In a posix-compatible way that works with multiple implementations, how can I print the list of currently defined environment variable without their values?

On some implementations (mksh, freebsd /bin/sh), just using export by itself will fit the bill:

$ export
FOO2
FOO

But for some other implementations (bash, zsh, dash), export also shows the value. With bash, for example:

$ export
export FOO2='as  df\
  asdk=fja:\
asd=fa\
asdf'
export FOO='sjfkasjfd  kjasdf:\
   asdkj=fkajdsf:\
       :askjfkajsf=asdfkj:\
   safdkj'
$ printenv | sed -n l
FOO2=as\tdf\$
  asdk=fja:\$
asd=fa\$
asdf$
FOO=sjfkasjfd  kjasdf:\$
   asdkj=fkajdsf:\$
\t:askjfkajsf=asdfkj:\$
   safdkj$

Other options like env or printenv don't have options to print just the variable names without values, at least not on the linux and freebsd platforms I have tried.

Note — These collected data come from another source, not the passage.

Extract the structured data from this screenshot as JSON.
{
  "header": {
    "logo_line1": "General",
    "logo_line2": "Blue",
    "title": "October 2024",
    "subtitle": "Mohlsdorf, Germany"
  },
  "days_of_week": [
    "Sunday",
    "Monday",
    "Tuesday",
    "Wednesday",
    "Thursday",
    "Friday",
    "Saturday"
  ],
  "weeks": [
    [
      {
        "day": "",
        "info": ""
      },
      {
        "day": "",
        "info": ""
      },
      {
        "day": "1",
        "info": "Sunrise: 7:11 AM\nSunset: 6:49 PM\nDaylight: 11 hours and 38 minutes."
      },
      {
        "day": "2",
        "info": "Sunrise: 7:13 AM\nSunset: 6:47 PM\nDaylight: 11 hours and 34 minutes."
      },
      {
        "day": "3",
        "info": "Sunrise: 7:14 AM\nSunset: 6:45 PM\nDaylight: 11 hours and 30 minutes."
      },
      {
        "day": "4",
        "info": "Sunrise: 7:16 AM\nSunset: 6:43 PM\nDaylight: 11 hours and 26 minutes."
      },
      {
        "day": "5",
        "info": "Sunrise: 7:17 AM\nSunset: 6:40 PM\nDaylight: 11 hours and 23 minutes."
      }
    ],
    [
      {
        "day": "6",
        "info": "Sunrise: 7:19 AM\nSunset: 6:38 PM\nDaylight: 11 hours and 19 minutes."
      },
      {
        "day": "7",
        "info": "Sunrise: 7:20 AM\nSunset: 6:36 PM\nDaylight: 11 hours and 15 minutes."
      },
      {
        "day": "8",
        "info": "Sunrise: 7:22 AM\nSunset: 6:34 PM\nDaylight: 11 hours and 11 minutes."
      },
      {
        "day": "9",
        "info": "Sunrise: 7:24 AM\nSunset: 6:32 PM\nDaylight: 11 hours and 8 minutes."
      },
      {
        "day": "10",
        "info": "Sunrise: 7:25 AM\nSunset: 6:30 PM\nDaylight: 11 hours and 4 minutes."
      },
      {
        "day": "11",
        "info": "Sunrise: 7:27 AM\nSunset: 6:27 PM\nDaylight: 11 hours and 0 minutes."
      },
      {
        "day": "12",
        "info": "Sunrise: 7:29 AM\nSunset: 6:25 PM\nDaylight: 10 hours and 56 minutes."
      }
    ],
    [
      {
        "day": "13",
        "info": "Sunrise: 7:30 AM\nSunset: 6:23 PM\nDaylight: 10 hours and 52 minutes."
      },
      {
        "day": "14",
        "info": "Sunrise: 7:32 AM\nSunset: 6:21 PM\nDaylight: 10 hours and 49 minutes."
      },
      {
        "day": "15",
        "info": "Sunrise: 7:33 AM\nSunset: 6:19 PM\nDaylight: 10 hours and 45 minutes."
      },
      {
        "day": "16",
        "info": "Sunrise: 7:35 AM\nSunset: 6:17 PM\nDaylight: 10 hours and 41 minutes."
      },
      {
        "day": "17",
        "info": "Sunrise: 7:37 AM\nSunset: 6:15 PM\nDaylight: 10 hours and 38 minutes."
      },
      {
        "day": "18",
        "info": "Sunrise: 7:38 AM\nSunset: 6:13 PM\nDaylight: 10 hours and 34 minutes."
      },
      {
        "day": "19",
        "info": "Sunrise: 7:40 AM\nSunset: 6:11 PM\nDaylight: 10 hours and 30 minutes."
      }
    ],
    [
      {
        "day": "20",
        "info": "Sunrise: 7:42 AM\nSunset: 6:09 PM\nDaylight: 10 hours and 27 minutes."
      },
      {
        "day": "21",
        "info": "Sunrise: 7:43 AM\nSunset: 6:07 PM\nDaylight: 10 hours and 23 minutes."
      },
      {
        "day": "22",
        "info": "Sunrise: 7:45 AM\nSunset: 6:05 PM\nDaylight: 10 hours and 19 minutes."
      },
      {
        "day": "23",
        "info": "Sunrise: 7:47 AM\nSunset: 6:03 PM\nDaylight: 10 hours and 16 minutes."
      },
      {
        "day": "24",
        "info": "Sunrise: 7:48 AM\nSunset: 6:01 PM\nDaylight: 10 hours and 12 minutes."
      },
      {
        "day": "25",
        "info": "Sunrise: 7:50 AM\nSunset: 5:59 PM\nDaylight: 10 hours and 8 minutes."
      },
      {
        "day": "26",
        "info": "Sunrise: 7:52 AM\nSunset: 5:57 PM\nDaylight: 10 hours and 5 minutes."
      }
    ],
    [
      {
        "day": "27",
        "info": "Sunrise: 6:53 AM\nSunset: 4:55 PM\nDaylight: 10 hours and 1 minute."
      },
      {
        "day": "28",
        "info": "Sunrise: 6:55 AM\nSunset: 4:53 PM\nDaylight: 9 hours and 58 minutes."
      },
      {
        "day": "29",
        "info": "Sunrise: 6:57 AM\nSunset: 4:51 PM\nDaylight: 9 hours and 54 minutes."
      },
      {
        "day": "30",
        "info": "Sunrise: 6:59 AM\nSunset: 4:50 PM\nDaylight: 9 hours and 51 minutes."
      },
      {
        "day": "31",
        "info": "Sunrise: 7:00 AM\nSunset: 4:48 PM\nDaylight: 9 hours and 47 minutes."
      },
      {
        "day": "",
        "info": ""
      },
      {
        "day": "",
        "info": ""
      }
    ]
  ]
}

Piping to awk/sed/etc. or trimming the list with parameter expansion techniques (e.g., ${foo%%=*}) is acceptable, but it has to work with values that may span lines and have = and whitespace in the value (see example above).

Answers specific to particular shell implementations are interesting, but I am primarily looking for something that is compatible across implementations.

Best Answer

It's pretty easy in awk.

awk 'BEGIN{for(v in ENVIRON) print v}'

However beware some awk implementations add environment variables of their own (e.g. GNU awk adds AWKPATH and AWKLIBPATH to ENVIRON).

The output is ambiguous if the name of an environment variable contains a newline, which is extremely unusual but technically possible. A pure sh solution would be difficult. Your best bet is to start with export -p but massaging it in pure sh is difficult. You can use sed to massage the output of export -p, then use eval to get the shell to remove what it quoted. Bash and zsh print non-standard prefixes.

report () { echo "${1%%=*}"; };
eval "$(export -p | sed "s/^export /report /;
                         s/^declare -x /report /;
                         s/typeset -x /report /")"

Note that depending on the shell, export -p may or may not show variables whose name is not valid in the shell, and if it doesn't, then it may or may not quote the names properly. For example, dash, mksh and zsh omit variables whose name includes a newline, BusyBox dash and ksh93 print them raw, and bash prints them raw without their value. If you need to defend against untrusted input, don't rely on a pure POSIX solution, and definitely don't call eval on anything derived from the output of export -p.